Akademia Piotrkowska – pisowski twór skazany na wegetację

1 czerwca 2023 r., w wyniku starań funkcjonariuszy Prawa i Sprawiedliwości, przy szerokim poparciu parlamentarzystów, na zgliszczach filii UJK powstała Akademia Piotrkowska.

Do tej pory jedyną wyższą uczelnią w 60-tysięcznym mieście była filia kieleckiego Uniwersytetu Jana Kochanowskiego, który przyszedł na świat w 1969 roku, jako Wyższa Szkoła Nauczycielska. Cztery lata później WSN przekształcono  w Wyższą Szkołę Pedagogiczną. W latach 2000-2011 uczelnia podlegała kolejnym przemianom, bo ostatecznie stać się Uniwersytetem Jana Kochanowskiego.

W listopadzie 1981 roku w przemysłowym i dobrze rokującym gospodarczo Piotrkowie  powstał wydział zamiejscowy WSP. Z upływem czasu w jego strukturach wyłoniły się dwa wydziały: filologiczno–historyczny i nauk społecznych. Były to złote czasy dla szkolnictwa wyższego w Piotrkowie. W okresie swojej świetności na studiach dziennych i wieczorowych naukę pobierało tutaj około 10 tys. osób rocznie, które następnie zasilały szkoły, przedszkola, urzędy, instytucje samorządowe.

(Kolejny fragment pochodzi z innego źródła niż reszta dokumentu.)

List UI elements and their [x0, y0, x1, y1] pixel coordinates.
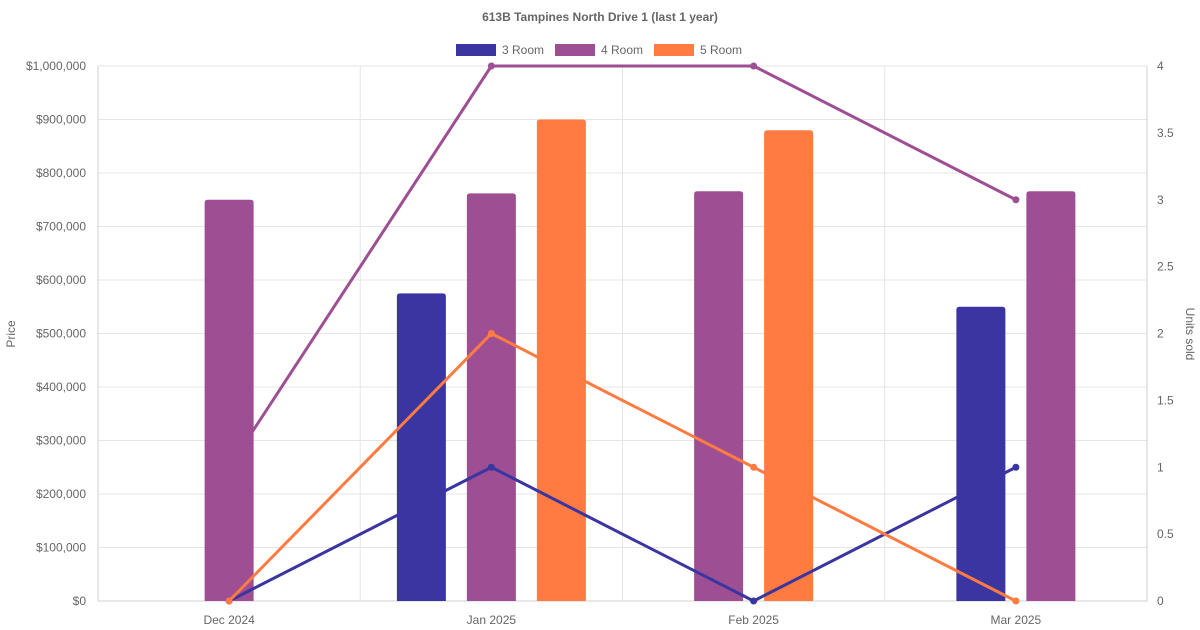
point-3-room-jan-2025[interactable] — [487, 463, 495, 471]
y-left-tick-label: $100,000 — [36, 541, 86, 555]
y-left-tick-label: $800,000 — [36, 166, 86, 180]
y-right-tick-label: 3.5 — [1157, 126, 1174, 140]
y-left-tick-label: $200,000 — [36, 487, 86, 501]
x-tick-label: Mar 2025 — [991, 613, 1042, 627]
bar-3-room-mar-2025[interactable] — [956, 306, 1006, 601]
y-right-tick-label: 1.5 — [1157, 393, 1174, 407]
bar-4-room-feb-2025[interactable] — [694, 191, 744, 601]
y-left-tick-label: $300,000 — [36, 434, 86, 448]
y-right-tick-label: 4 — [1157, 59, 1164, 73]
y-left-tick-label: $500,000 — [36, 327, 86, 341]
point-5-room-feb-2025[interactable] — [750, 463, 758, 471]
bar-5-room-jan-2025[interactable] — [536, 119, 586, 602]
y-right-tick-label: 2 — [1157, 327, 1164, 341]
y-right-tick-label: 0.5 — [1157, 527, 1174, 541]
legend-label-4-room: 4 Room — [601, 43, 643, 57]
bar-5-room-feb-2025[interactable] — [764, 130, 814, 601]
y-left-tick-label: $600,000 — [36, 273, 86, 287]
y-left-tick-label: $0 — [73, 594, 87, 608]
grid-layer — [97, 65, 1148, 602]
legend-label-3-room: 3 Room — [502, 43, 544, 57]
x-tick-label: Feb 2025 — [728, 613, 779, 627]
y-axis-right-title: Units sold — [1183, 308, 1197, 361]
legend-item-4-room[interactable]: 4 Room — [555, 43, 643, 57]
point-4-room-jan-2025[interactable] — [487, 62, 495, 70]
point-3-room-feb-2025[interactable] — [750, 597, 758, 605]
point-5-room-mar-2025[interactable] — [1012, 597, 1020, 605]
x-tick-label: Jan 2025 — [467, 613, 517, 627]
legend-swatch-5-room — [654, 44, 694, 56]
point-5-room-jan-2025[interactable] — [487, 330, 495, 337]
lines-layer — [225, 62, 1020, 605]
y-left-tick-label: $700,000 — [36, 220, 86, 234]
y-right-tick-label: 1 — [1157, 460, 1164, 474]
y-left-tick-label: $400,000 — [36, 380, 86, 394]
y-right-tick-label: 3 — [1157, 193, 1164, 207]
y-right-tick-label: 2.5 — [1157, 260, 1174, 274]
ticks-layer: $0 $100,000 $200,000 $300,000 $400,000 $500,0… — [26, 59, 1174, 627]
bars-layer — [204, 119, 1076, 602]
legend: 3 Room 4 Room 5 Room — [456, 43, 742, 57]
point-3-room-mar-2025[interactable] — [1012, 463, 1020, 471]
bar-4-room-jan-2025[interactable] — [466, 193, 516, 601]
legend-swatch-3-room — [456, 44, 496, 56]
point-5-room-dec-2024[interactable] — [225, 597, 233, 605]
line-5-room — [228, 332, 1017, 603]
y-left-tick-label: $1,000,000 — [26, 59, 86, 73]
line-4-room — [227, 64, 1017, 469]
legend-item-5-room[interactable]: 5 Room — [654, 43, 742, 57]
legend-swatch-4-room — [555, 44, 595, 56]
bar-4-room-dec-2024[interactable] — [204, 199, 254, 601]
bar-4-room-mar-2025[interactable] — [1026, 191, 1076, 601]
y-right-tick-label: 0 — [1157, 594, 1164, 608]
bar-3-room-jan-2025[interactable] — [396, 293, 446, 601]
point-4-room-mar-2025[interactable] — [1012, 196, 1020, 204]
x-tick-label: Dec 2024 — [203, 613, 255, 627]
y-left-tick-label: $900,000 — [36, 113, 86, 127]
point-4-room-dec-2024[interactable] — [225, 463, 233, 471]
legend-label-5-room: 5 Room — [700, 43, 742, 57]
point-4-room-feb-2025[interactable] — [750, 62, 758, 70]
legend-item-3-room[interactable]: 3 Room — [456, 43, 544, 57]
chart-title: 613B Tampines North Drive 1 (last 1 year… — [482, 10, 718, 24]
y-axis-left-title: Price — [4, 320, 18, 348]
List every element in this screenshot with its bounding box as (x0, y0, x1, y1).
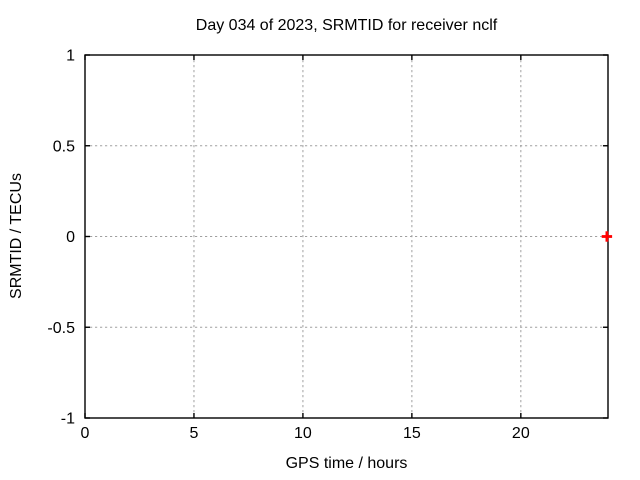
x-tick-label: 0 (81, 425, 90, 442)
x-tick-label: 20 (512, 425, 530, 442)
y-tick-label: 1 (66, 48, 75, 65)
x-tick-label: 10 (294, 425, 312, 442)
chart-title: Day 034 of 2023, SRMTID for receiver ncl… (195, 17, 498, 34)
x-axis-label: GPS time / hours (285, 455, 408, 472)
y-tick-label: -0.5 (47, 320, 75, 337)
x-tick-label: 5 (190, 425, 199, 442)
y-tick-label: 0 (66, 229, 75, 246)
y-tick-label: 0.5 (53, 138, 75, 155)
y-tick-label: -1 (61, 411, 75, 428)
x-tick-label: 15 (403, 425, 421, 442)
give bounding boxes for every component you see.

Wraz z postępującą w Piotrkowie i powiecie stabilizacją społeczno-gospodarczą, obumieraniem przemysłu i migracją młodych ludzi do większych ośrodków piotrkowska uczelnia zaczęła tracić na znaczeniu, bo ileż można kształcić nauczycieli historii, politologów i pedagogów szkolnych? W okresie swojej świetności na studiach dziennych i wieczorowych naukę pobierało tutaj około 10 tys. osób rocznie. Niedawne dane mówią o tysiącu, choć z ostrożności można przyjąć, że jest to ilość zawyżona.

Czytaj także “Co dalej z wicemarszałkiem województwa łódzkiego Ziembą?”

Popyt na naukę w filii UJK został więc zredukowany do minimum, a to z tej przyczyny, że niemal każdy maturzysta posiadający choć odrobinę ambicji opuszczał powiatowy padół łez i rozpoczynał studia w którejś z prężnie działających uczelni w stolicy, Krakowie, Wrocławiu czy Gdańsku. Na usprawiedliwienie władz uniwersytetu trzeba dodać, że nie jest to tendencja panująca jedynie w Piotrkowie. Dotyczy niemal całej Polski powiatowej i wojewódzkiej, która za rządów PiS zaczęła szorować po ekonomicznym dnie. Tym sposobem oferta edukacyjna uczelni trafiła w pustkę.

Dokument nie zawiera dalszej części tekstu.